70 Incassare, elaborare, espellere (parte 1)

2.6K 111 403
                                    

La bugia è un vizio che ho sempre stimato, se perpetrato come si deve. Una menzogna ben rifilata ha quel non so chè di sensuale e sporco. Le donne che sanno mentire molto bene mi hanno sempre arrapato da morire. Lea mentiva da schifo eppure mi arrapava lo stesso perché lo faceva malissimo ma con convinzione. In ogni caso Lea era arrapante anche mentre respirava, per me.

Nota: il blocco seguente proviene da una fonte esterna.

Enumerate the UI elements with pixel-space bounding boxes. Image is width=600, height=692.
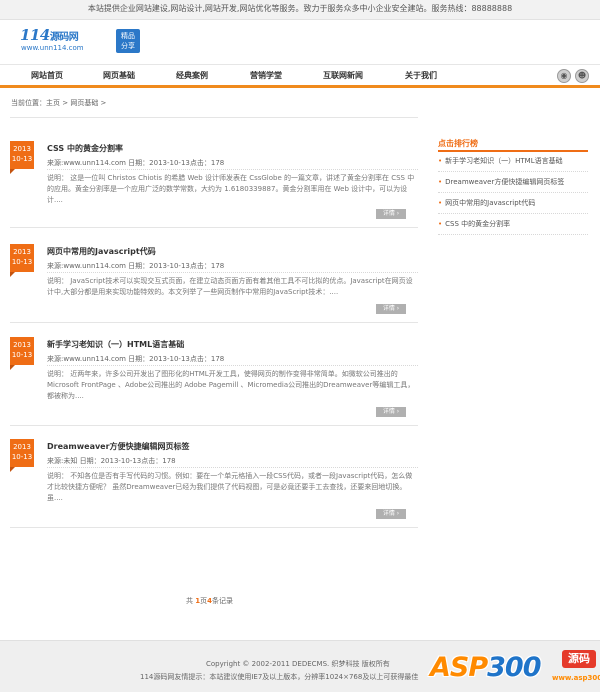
details-button[interactable]: 详情 › bbox=[376, 407, 406, 417]
bullet-icon: • bbox=[438, 199, 443, 207]
bullet-icon: • bbox=[438, 157, 443, 165]
article-title[interactable]: Dreamweaver方便快捷编辑网页标签 bbox=[47, 441, 190, 452]
person-icon[interactable]: ☻ bbox=[575, 69, 589, 83]
article-separator bbox=[47, 365, 418, 366]
logo-badge: 精品 分享 bbox=[116, 29, 140, 53]
article-divider bbox=[10, 322, 418, 323]
footer-copyright: Copyright © 2002-2011 DEDECMS. 织梦科技 版权所有 bbox=[206, 660, 390, 668]
sidebar-item[interactable]: • 网页中常用的Javascript代码 bbox=[438, 194, 588, 214]
details-button[interactable]: 详情 › bbox=[376, 304, 406, 314]
logo-wordmark: 114源码网 bbox=[20, 26, 79, 44]
sidebar-item[interactable]: • Dreamweaver方便快捷编辑网页标签 bbox=[438, 173, 588, 193]
article-item: 2013 10-13 CSS 中的黄金分割率 来源:www.unn114.com… bbox=[10, 141, 418, 233]
article-description: 说明： 近两年来，许多公司开发出了图形化的HTML开发工具，使得网页的制作变得非… bbox=[47, 370, 415, 400]
sidebar-item[interactable]: • 新手学习老知识（一）HTML语言基础 bbox=[438, 152, 588, 172]
nav-item-web-basics[interactable]: 网页基础 bbox=[84, 65, 154, 86]
nav-item-about[interactable]: 关于我们 bbox=[386, 65, 456, 86]
article-divider bbox=[10, 527, 418, 528]
article-description: 说明： 不知各位是否有手写代码的习惯。例如：要在一个单元格插入一段CSS代码，或… bbox=[47, 472, 413, 502]
site-logo[interactable]: 114源码网 www.unn114.com 精品 分享 bbox=[20, 26, 150, 56]
watermark-logo: ASP300 源码 www.asp300.com bbox=[426, 638, 600, 692]
article-description: 说明： 这是一位叫 Christos Chiotis 的希腊 Web 设计师发表… bbox=[47, 174, 415, 204]
article-divider bbox=[10, 227, 418, 228]
article-divider bbox=[10, 425, 418, 426]
pagination-info: 共 1页4条记录 bbox=[186, 597, 233, 605]
nav-item-internet-news[interactable]: 互联网新闻 bbox=[308, 65, 378, 86]
article-title[interactable]: 网页中常用的Javascript代码 bbox=[47, 246, 156, 257]
chevron-right-icon: › bbox=[396, 210, 400, 217]
nav-item-marketing[interactable]: 营销学堂 bbox=[231, 65, 301, 86]
watermark-wordmark: ASP300 bbox=[430, 652, 542, 683]
details-button[interactable]: 详情 › bbox=[376, 209, 406, 219]
article-item: 2013 10-13 新手学习老知识（一）HTML语言基础 来源:www.unn… bbox=[10, 337, 418, 429]
article-description: 说明： JavaScript技术可以实现交互式页面，在建立动态页面方面有着其他工… bbox=[47, 277, 413, 296]
article-separator bbox=[47, 467, 418, 468]
chevron-right-icon: › bbox=[396, 408, 400, 415]
article-title[interactable]: CSS 中的黄金分割率 bbox=[47, 143, 123, 154]
top-announcement-text: 本站提供企业网站建设,网站设计,网站开发,网站优化等服务。致力于服务众多中小企业… bbox=[87, 4, 513, 13]
bullet-icon: • bbox=[438, 178, 443, 186]
bullet-icon: • bbox=[438, 220, 443, 228]
watermark-url: www.asp300.com bbox=[552, 674, 600, 682]
article-title[interactable]: 新手学习老知识（一）HTML语言基础 bbox=[47, 339, 184, 350]
article-separator bbox=[47, 272, 418, 273]
date-tag: 2013 10-13 bbox=[10, 244, 34, 277]
article-meta: 来源:未知 日期：2013-10-13点击：178 bbox=[47, 457, 176, 465]
article-meta: 来源:www.unn114.com 日期：2013-10-13点击：178 bbox=[47, 355, 225, 363]
date-tag: 2013 10-13 bbox=[10, 141, 34, 174]
date-tag: 2013 10-13 bbox=[10, 439, 34, 472]
article-item: 2013 10-13 网页中常用的Javascript代码 来源:www.unn… bbox=[10, 244, 418, 336]
date-tag: 2013 10-13 bbox=[10, 337, 34, 370]
details-button[interactable]: 详情 › bbox=[376, 509, 406, 519]
content-divider bbox=[10, 117, 418, 118]
eye-icon[interactable]: ◉ bbox=[557, 69, 571, 83]
logo-url: www.unn114.com bbox=[21, 44, 84, 52]
article-meta: 来源:www.unn114.com 日期：2013-10-13点击：178 bbox=[47, 262, 225, 270]
chevron-right-icon: › bbox=[396, 510, 400, 517]
footer-tip: 114源码网友情提示：本站建议使用IE7及以上版本，分辨率1024×768及以上… bbox=[140, 673, 419, 681]
nav-item-home[interactable]: 网站首页 bbox=[12, 65, 82, 86]
breadcrumb: 当前位置：主页 > 网页基础 > bbox=[11, 99, 107, 107]
main-nav: 网站首页 网页基础 经典案例 营销学堂 互联网新闻 关于我们 ◉ ☻ bbox=[0, 64, 600, 88]
article-separator bbox=[47, 169, 418, 170]
sidebar-item[interactable]: • CSS 中的黄金分割率 bbox=[438, 215, 588, 235]
watermark-badge: 源码 bbox=[562, 650, 596, 668]
chevron-right-icon: › bbox=[396, 305, 400, 312]
nav-item-cases[interactable]: 经典案例 bbox=[157, 65, 227, 86]
article-meta: 来源:www.unn114.com 日期：2013-10-13点击：178 bbox=[47, 159, 225, 167]
article-item: 2013 10-13 Dreamweaver方便快捷编辑网页标签 来源:未知 日… bbox=[10, 439, 418, 531]
sidebar-title: 点击排行榜 bbox=[438, 139, 478, 148]
top-announcement-bar: 本站提供企业网站建设,网站设计,网站开发,网站优化等服务。致力于服务众多中小企业… bbox=[0, 0, 600, 20]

Ero quindi un grande seguace dell'imbroglio, la Discordia era una dea cui ero devoto, e sapevo di essere uno dei suoi più bravi profeti: spandevo il mio falso verbo con soddisfazione, seminavo bugie da così tanto tempo che ormai era impossibile fermarne la proliferazione.

Tanto Lea faceva schifo a raccontare falsità, tanto io ero bravo a riconoscerle e ad affibbiarne agli altri. Ma c'era un ambito in cui mentivo peggio di lei, uno in cui non avevo scampo, uno in cui avevo due formidabili alleati nella vita che mi tradivano involontariamente ma inesorabilmente: nel sesso venivo tradito dal cazzo e dalla vena sul collo.

E l'esperta del sesso deprecabile, bugiardo, corrotto era Lea, che lo aveva conosciuto e inseguito e venerato fino a restarne prima incantata e poi vittima.

E quindi sapevo bene che in lei si era insinuato qualcosa tanto quanto un qualcosa si era insinuato dentro di me. Non aveva smesso di sorridere, non aveva smesso di farmi domande, non aveva smesso di mostrare entusiasmo per quel viaggio, mentre prendeva confidenza con un volo lunghissimo che diventava sopportabile grazie ai Martini che generosamente le servivano le hostess e le concedevo io.

Scopare in volo era stata una cazzata ma io avevo così voglia di lei che non avevo saputo resistere all'aroma del suo corpo frizzante che voleva a tutti i costi incastrarsi di nuovo con il mio.

Come cazzo potevo resisterle ancora, dopo giorni e giorni in cui avevo avuto modo di starle lontano almeno mentre lavoravo alla Tower?

Venticinque ore di volo, e dopo tre le avevo già infilato dentro l'uccello.

Una stronzata, una grossa, che avevo potuto camuffare concedendole di stare sopra, confidando nella scomodità del contesto.

Ma Lea era un fottuto segugio, aveva annusato la mia reticenza in certi aspetti prima ancora che ne potessi prendere consapevolezza io.

Avevo letto il biasimo nella sua espressione insieme allo spandersi dell'orgasmo, il piacere che si faceva largo sgomitando con la frustrazione.

Che era poi la stessa condizione con cui avevo dovuto fare i conti io, riversandole nella pancia un amplesso rassegnato.

Sapevo che la mia regina mi avrebbe presentato il conto, che avrebbe voluto capire, avrebbe dichiarato guerra alla mia condizione emotiva nei suoi confronti.

Ma mi sentivo morire alla sola idea di doverle dire cosa fosse accaduto e cosa ne fosse scaturito. Il semplice fatto che mi sentissi in quel modo e per quel motivo, faceva incazzare me, figuriamoci come avrebbe fatto sentire lei.

Dovevo solo lavorarci un po' su, elaborare il fatto che mi avesse toccato nel modo in cui aveva toccato l'agente Gessi, che mi avesse parlato come se fossi lui, che si fosse comportata con me come aveva fatto con quello stronzo. Come lui le aveva insegnato a fare.

Dovevo dimenticare la sensazione della sue dita che mi appiccicavano addosso gli avanzi degli abusi e le colpe dei nostri padri.

Sapevo che la mia cosina preferita, con me, non provava niente che fosse anche solo lontanamente paragonabile a quello che le aveva fatto provare Matteo Gessi, ma ne ero condizionato lo stesso.

Avevo assistito all'abuso che quella merda di Viktor le aveva inflitto, ma l'avevo anche vista resistervi con un dignità divina e infrangibile. Non si era né piegata né spezzata, aveva incassato, elaborato ed espulso. Lo aveva fatto a modo suo, lo aveva fatto in buona parte sotto la mia doccia, ma lo aveva fatto. Quantomeno, Cristo di Dio, Viktor non aveva provato a camuffare lo schifo che le aveva fatto.